Style and Technique

(Comprehensive Guide to Short Stories, Critical Edition)

“Roses, Rhododendron” has a simple plot line. It begins in the first paragraph with a tense situation: Jane’s father has abandoned his family. The spirits tell Margot to take her belongings and her daughter and move. They follow this seemingly irrational plan, and the story unfolds. At the end, rather than a climax of action, the narrator slowly comes to realize what it all meant to her life. To add depth to this narrative, Adams writes with her characteristic understated language and adds the special technique of inserting her adult self into the story line using parentheses.

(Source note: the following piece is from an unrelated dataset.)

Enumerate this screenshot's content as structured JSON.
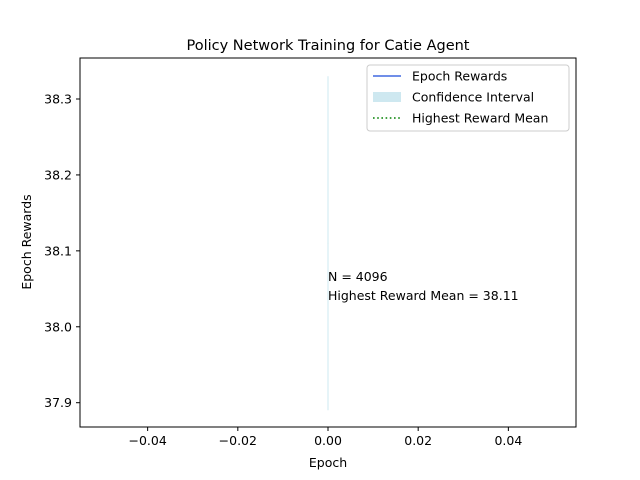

Adams uses only enough details to let the reader know there is emotion beneath the surface. In the scene where the Farrs quarrel, for example, she shows their reactions but does not detail the events that precede them. She mentions flowers frequently but does not describe colors and textures. The emotional undertones are implicit, which enhances the portrait of the Farr family, in which so much lies buried below the surface. Spare details also suit the character of Jane, who does not wish to look beyond appearances.

To comment on those things that a ten-year-old child would not realize, Adams inserts herself into the narrative with the use of parentheses. Adams also uses this technique to indicate places where Jane thinks something, but, in her attempt to be like the Farrs, does not want them to know. Sometimes, Adams inserts comments without the parentheses. The result is that the memory is richer because it is seen from several different points of view.

These techniques enrich Adams’s themes by emphasizing what is important in a woman’s life, the development that lies beneath the surface character. The undertones also enrich the symbolism of the two flowers, both of which are beautiful in different ways.